尿酸、数値ではよく見るけれども漢字からどんなものか想像がつかないですよね。まぁ、体外に排泄物を出す尿に関連するものであって、酸性の性質を持つ、くらい。でも、これのお陰でいろいろと大変なことになる可能性もあるので、まず敵を知るという意味でどんなものか理解していきましょう。

スポンサーリンク

尿酸とはいったい何?

尿酸とは、端的に言えばプリン代謝の酸化最終生成物だそうです。ん?また更に分からない言葉、でも聞き慣れた「プリン」と言う言葉。スイーツか、ビールに入っているから控えよう、という「プリン体」のあれか。と思ったらいい線行っています。では、まずプリン代謝から追いかけてみましょう。

プリン代謝とプリン体の関係

プリン体とはあのスイーツのプリンには関係なく(そもそもあれ、pudding:プディングだし)、DNA を構成する塩基のことを言います。と言われて分かるのは化学がちゃんと分かる人だけ。なのでもう少しかみ砕いて言うならば、よくいう、DNAというのは、人をはじめとする地球上の生き物の遺伝情報の継承と発現を担う高分子生物物体のことですが、要はあなたや私の容姿や体格、果ては人であることなどの情報を記録して次世代につなげる役割を果たす、分子が複雑に絡みあったもの、ということで、二重らせん状の画像が有名ですね。

プリン体の正体

で、プリン体というのは、その一部、だという訳です。
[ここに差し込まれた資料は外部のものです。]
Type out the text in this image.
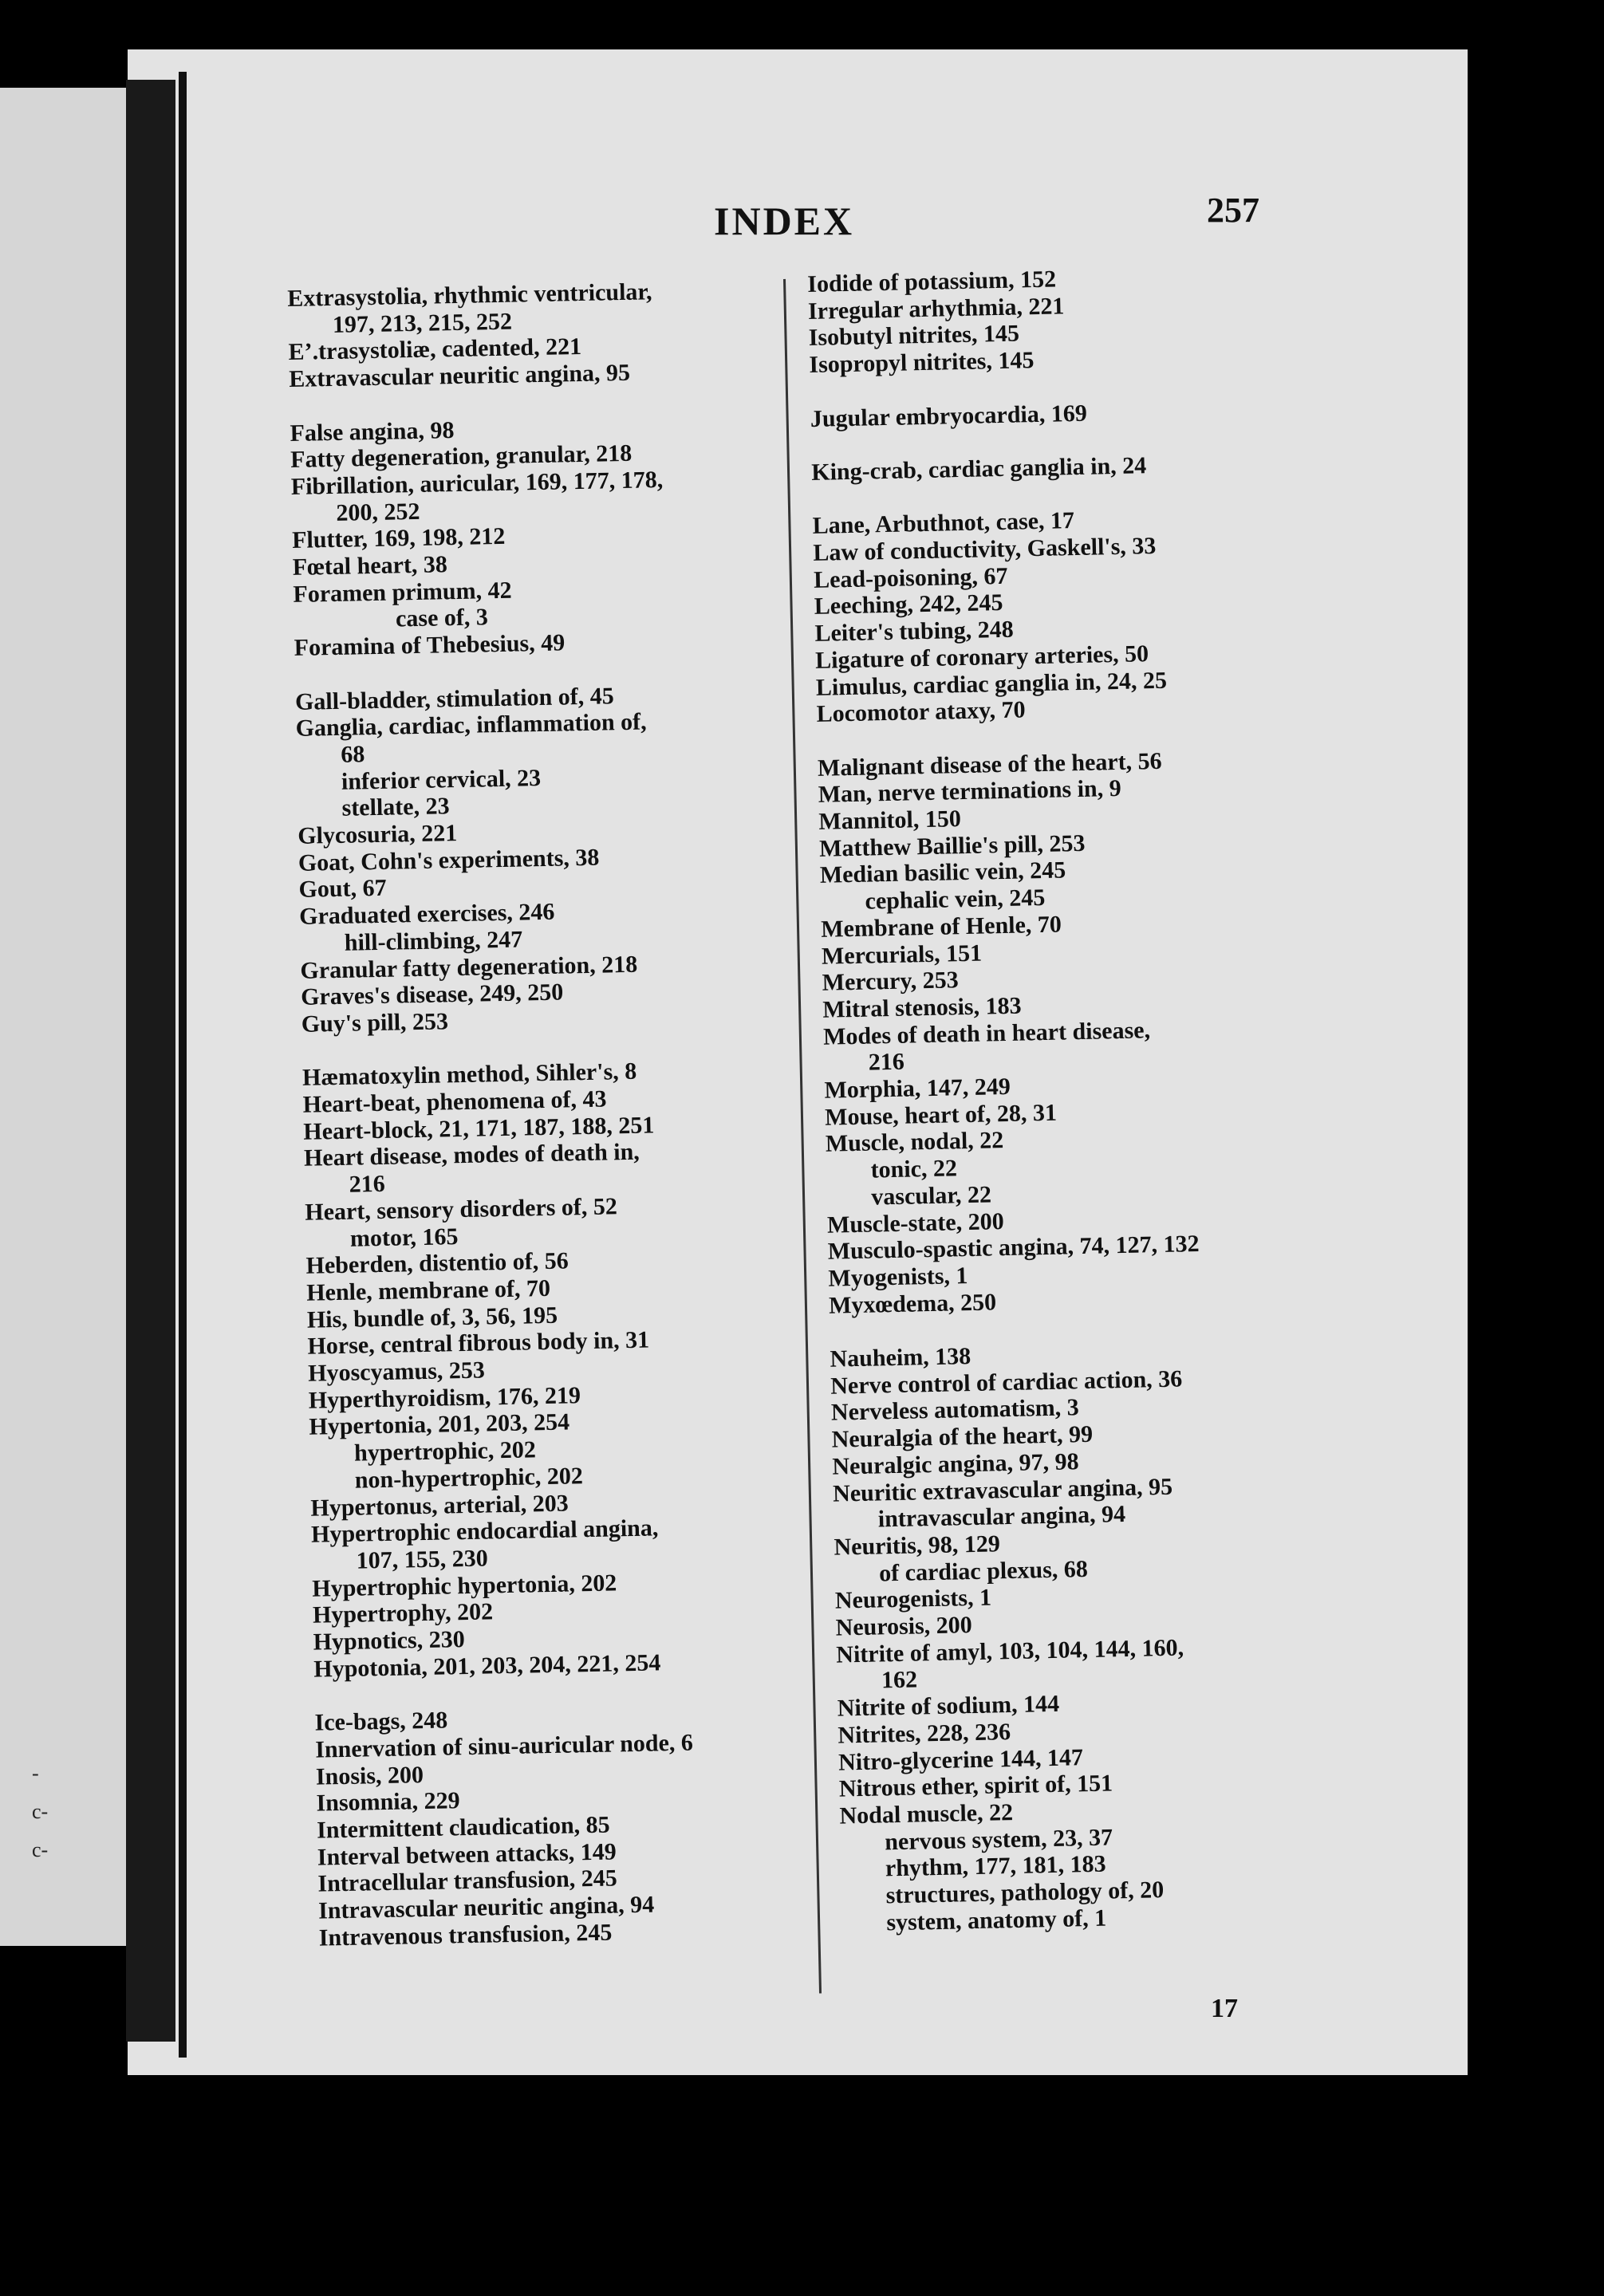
-
c-
c-
INDEX	257

Extrasystolia, rhythmic ventricular,

197, 213, 215, 252

E’.trasystoliæ, cadented, 221

Extravascular neuritic angina, 95

False angina, 98

Fatty degeneration, granular, 218

Fibrillation, auricular, 169, 177, 178,

200, 252

Flutter, 169, 198, 212

Fœtal heart, 38

Foramen primum, 42

case of, 3

Foramina of Thebesius, 49

Gall-bladder, stimulation of, 45

Ganglia, cardiac, inflammation of,

68

inferior cervical, 23

stellate, 23

Glycosuria, 221

Goat, Cohn's experiments, 38

Gout, 67

Graduated exercises, 246

hill-climbing, 247

Granular fatty degeneration, 218

Graves's disease, 249, 250

Guy's pill, 253

Hæmatoxylin method, Sihler's, 8

Heart-beat, phenomena of, 43

Heart-block, 21, 171, 187, 188, 251

Heart disease, modes of death in,

216

Heart, sensory disorders of, 52

motor, 165

Heberden, distentio of, 56

Henle, membrane of, 70

His, bundle of, 3, 56, 195

Horse, central fibrous body in, 31

Hyoscyamus, 253

Hyperthyroidism, 176, 219

Hypertonia, 201, 203, 254

hypertrophic, 202

non-hypertrophic, 202

Hypertonus, arterial, 203

Hypertrophic endocardial angina,

107, 155, 230

Hypertrophic hypertonia, 202

Hypertrophy, 202

Hypnotics, 230

Hypotonia, 201, 203, 204, 221, 254

Ice-bags, 248

Innervation of sinu-auricular node, 6

Inosis, 200

Insomnia, 229

Intermittent claudication, 85

Interval between attacks, 149

Intracellular transfusion, 245

Intravascular neuritic angina, 94

Intravenous transfusion, 245

Iodide of potassium, 152

Irregular arhythmia, 221

Isobutyl nitrites, 145

Isopropyl nitrites, 145

Jugular embryocardia, 169

King-crab, cardiac ganglia in, 24

Lane, Arbuthnot, case, 17

Law of conductivity, Gaskell's, 33

Lead-poisoning, 67

Leeching, 242, 245

Leiter's tubing, 248

Ligature of coronary arteries, 50

Limulus, cardiac ganglia in, 24, 25

Locomotor ataxy, 70

Malignant disease of the heart, 56

Man, nerve terminations in, 9

Mannitol, 150

Matthew Baillie's pill, 253

Median basilic vein, 245

cephalic vein, 245

Membrane of Henle, 70

Mercurials, 151

Mercury, 253

Mitral stenosis, 183

Modes of death in heart disease,

216

Morphia, 147, 249

Mouse, heart of, 28, 31

Muscle, nodal, 22

tonic, 22

vascular, 22

Muscle-state, 200

Musculo-spastic angina, 74, 127, 132

Myogenists, 1

Myxœdema, 250

Nauheim, 138

Nerve control of cardiac action, 36

Nerveless automatism, 3

Neuralgia of the heart, 99

Neuralgic angina, 97, 98

Neuritic extravascular angina, 95

intravascular angina, 94

Neuritis, 98, 129

of cardiac plexus, 68

Neurogenists, 1

Neurosis, 200

Nitrite of amyl, 103, 104, 144, 160,

162

Nitrite of sodium, 144

Nitrites, 228, 236

Nitro-glycerine 144, 147

Nitrous ether, spirit of, 151

Nodal muscle, 22

nervous system, 23, 37

rhythm, 177, 181, 183

structures, pathology of, 20

system, anatomy of, 1

17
もし細かく言うならばDNAを構成するのは「ヌクレオシド」にリン酸が結合した「ヌクレオチド」が多数連なった「ポリヌクレオチド」で、それが二重らせんなったものがDNA、なのですが、「ヌクレオシド」は「デオキシリボース(糖)」と「塩基」の化合物であり、その「塩基」が「プリン」と「ピリミジン」に分けられるので、その「プリン」の方がプリン体、プリン塩基、と呼ばれるあれ、なのです。ちなみに、これにも二つあって「アデニン」と「グアニン」だそうです。化学好きならここで化学記号でも出すと喜びそうですが、私は理系だったけどそうでもないのでここでは割愛。

えっと。。。ということは、ビールの中にプリン体が入っている、というのは、この「アデニン」だか「グアニン」だかを含むDNAが入っている、ということのようですね。DNAなんだからそりゃ、あちこちにあるはずだわ。。。

代謝って?あの代謝?

で、それが代謝される、って化学だと軽く言うけど、代謝って何でしょう。あの、代謝がいいから汗が出るとかのあれ?
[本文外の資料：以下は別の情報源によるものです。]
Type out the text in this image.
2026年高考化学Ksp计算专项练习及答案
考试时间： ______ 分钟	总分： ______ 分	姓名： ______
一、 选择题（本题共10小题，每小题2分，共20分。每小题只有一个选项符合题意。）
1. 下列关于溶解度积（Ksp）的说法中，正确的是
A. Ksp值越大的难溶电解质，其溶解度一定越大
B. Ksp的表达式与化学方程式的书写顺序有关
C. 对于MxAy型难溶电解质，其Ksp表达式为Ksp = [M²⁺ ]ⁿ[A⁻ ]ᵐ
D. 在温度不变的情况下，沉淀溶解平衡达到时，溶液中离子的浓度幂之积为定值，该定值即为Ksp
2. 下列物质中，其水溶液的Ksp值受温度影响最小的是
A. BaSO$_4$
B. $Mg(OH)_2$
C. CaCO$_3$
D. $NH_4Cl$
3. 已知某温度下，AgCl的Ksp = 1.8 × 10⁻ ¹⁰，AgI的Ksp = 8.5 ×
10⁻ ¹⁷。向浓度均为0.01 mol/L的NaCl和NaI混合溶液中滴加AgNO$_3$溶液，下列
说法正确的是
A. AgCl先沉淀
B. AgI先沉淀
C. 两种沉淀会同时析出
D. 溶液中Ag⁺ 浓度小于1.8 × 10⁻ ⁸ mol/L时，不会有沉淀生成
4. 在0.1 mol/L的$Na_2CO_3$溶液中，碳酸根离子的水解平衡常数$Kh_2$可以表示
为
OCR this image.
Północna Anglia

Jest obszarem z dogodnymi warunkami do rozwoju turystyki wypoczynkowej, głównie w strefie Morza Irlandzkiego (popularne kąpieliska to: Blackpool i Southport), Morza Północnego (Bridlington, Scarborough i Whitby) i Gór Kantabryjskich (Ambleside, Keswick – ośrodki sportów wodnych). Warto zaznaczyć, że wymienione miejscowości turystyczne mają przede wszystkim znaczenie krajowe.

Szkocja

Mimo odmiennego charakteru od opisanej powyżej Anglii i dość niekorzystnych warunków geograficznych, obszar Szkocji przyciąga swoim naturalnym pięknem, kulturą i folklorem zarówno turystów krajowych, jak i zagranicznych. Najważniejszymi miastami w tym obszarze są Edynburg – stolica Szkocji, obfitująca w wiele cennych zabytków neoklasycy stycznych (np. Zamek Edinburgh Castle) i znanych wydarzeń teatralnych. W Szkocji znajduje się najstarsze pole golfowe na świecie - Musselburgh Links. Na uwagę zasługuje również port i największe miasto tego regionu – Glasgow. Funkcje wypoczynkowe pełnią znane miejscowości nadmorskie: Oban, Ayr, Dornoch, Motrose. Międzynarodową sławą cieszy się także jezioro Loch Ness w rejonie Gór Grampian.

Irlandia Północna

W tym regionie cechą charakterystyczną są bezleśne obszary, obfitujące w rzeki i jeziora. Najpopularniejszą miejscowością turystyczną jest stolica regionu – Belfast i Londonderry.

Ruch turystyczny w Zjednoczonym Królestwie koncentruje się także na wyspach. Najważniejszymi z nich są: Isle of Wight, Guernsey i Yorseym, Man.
化学で言う代謝は、ざくっというと、生命維持のために有機体が行う、外界から手に入れた無機物や有機化合物を素材として取り入れて行う一連の合成や化学反応の事。まぁ、確かに前述の新陳代謝と同じことですね。で、DNAレベルでも同じように合成や化学反応をすることで、最終的に尿酸が作られていく、ということなのです。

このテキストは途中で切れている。